Sevmeyi, aşkı,kızmayı,ilenmeyi,isyan etmeyi,diklenmeyi… dizelerde anlatmak daha
çok hoşuma gidiyor. Anlatımda müzikalitenin olmasını istiyorum. Sözler kulağa
hoş gelmeli, diyorum. Okuyucu çöl sıcağında susamış bir bedevinin bir bardak
suyu içtiği gibi yazılanları okumalı.Ama okurken de dizelerin içinde ‘’Aha işte
ben buradayım.’’ diyebilmeli. Ve ve daha önemlisi üç yazımdan birisi
mutlaka Diyarbekır’imi anlatmalı. Öyle istiyorum. Çünkü Diyarbekir 66 yıldır;
yüreğimde,beynimde,tek aşkım tek sevdamdır.

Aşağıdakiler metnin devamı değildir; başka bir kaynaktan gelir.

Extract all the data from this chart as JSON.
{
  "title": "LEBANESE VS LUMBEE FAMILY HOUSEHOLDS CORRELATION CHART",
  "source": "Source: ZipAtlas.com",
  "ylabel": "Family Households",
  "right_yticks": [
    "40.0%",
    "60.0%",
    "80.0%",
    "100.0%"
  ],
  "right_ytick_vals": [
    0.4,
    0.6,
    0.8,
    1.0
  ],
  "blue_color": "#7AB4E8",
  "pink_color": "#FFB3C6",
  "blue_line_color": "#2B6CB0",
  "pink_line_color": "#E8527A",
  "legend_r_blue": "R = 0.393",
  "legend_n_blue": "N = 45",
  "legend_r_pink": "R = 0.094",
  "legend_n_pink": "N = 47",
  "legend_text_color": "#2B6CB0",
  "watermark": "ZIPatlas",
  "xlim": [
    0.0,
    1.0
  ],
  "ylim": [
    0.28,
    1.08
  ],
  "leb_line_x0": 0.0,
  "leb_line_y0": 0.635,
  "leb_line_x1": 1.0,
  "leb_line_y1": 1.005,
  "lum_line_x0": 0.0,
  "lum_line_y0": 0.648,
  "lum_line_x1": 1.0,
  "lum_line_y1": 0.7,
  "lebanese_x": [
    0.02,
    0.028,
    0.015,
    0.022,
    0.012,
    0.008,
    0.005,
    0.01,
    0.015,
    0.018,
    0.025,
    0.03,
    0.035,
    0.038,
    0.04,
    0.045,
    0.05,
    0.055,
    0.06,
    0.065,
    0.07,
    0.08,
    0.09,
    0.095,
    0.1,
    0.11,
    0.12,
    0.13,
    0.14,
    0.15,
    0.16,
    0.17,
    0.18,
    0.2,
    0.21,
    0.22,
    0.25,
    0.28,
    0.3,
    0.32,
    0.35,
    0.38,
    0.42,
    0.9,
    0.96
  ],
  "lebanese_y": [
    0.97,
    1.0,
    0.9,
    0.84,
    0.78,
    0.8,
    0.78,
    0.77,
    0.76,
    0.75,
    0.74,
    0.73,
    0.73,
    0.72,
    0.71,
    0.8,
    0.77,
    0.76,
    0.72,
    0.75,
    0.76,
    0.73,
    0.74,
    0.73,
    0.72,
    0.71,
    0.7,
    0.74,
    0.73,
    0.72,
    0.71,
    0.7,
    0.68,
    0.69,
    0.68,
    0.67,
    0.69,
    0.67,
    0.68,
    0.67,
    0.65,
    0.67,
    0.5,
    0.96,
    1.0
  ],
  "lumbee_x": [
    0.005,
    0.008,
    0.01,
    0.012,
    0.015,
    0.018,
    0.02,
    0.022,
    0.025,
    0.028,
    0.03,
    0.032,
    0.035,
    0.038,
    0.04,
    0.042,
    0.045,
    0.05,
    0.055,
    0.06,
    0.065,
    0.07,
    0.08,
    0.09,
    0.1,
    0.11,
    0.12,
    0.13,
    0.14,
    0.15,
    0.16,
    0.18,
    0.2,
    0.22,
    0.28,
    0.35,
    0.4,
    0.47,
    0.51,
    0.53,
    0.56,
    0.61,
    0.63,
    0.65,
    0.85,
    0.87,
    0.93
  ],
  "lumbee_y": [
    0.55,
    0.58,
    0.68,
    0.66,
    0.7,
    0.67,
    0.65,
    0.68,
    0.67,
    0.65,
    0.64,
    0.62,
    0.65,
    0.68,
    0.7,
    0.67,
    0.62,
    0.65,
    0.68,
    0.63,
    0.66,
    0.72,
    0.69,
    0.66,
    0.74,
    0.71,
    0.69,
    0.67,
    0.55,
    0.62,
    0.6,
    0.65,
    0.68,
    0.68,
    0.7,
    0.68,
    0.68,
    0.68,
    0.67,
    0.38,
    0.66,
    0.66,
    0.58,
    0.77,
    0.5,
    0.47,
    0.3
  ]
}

Aşağıdaki şiirimde yaşları kırkın altında olanlara, Diyarbakır’imin
dünkü yaşam biçiminden enstantaneler vermek istedim.
Okuyalım.
ELE
BİLESEN
Diyarbekir'im
Sevdam benim
Şimdiye kédér héç kimse
Senden şikayet etti mi bılmiyem
Ama ben şikayet ediyem.
Anam beni fırına gönderidi
Başımda xamur teşti
Boynum axridi
Her hafta boxçayı
Hamam götüridım.
Belim ağridi
Hele çixariya gidecaxi günler
Çigerim yanidi
Bir elimde bakır semaver
Bir elimde kömür torbası
Belimde bağli kilimlerle
Şemsiler kayalığına tırmanacaksan
Şeyh Muhammet Düzlüğünden
Su getirecaxsan
Semaveri de sen yakacaxsan
Sonra fırsat bulursan
Dava'na bir göz atacaxsan
O kalabalıxta
Ya görisen , ya görmisen
Ma bu Allaha hekrevadır
Şimdi söyle
Senden nasıl şikayet etmeyeyim
Söyle Allahın seveyim
Yox ha
Sakın gönül koyma bana
Henek ediyem saan.
İmanıma
Ben İstanbul'da yaşiyam ama
Yüreğim sende ati
Ben İstanbul'da güliyem ama
Çigerim senle yani
Ben senin sevdalınam
Bunu da ele bilesen hani.
Bu şiirde ozan kendini anlatıyor sanmayın sakın. Kırk yaşın üstündeysen
sensin. Eli öpülesiye analarımızdır, babalarımızdır. Ben yaşta ağabey ve
ablalarınızdır. Anlattıklarım tüm canlılığıyla bizim yerel dilimiz ve
kültürümüzdür. Fırın kültürümüz, hamam kültürümüz, piknik kültürümüzdür. Yani yaşam biçimimizdi.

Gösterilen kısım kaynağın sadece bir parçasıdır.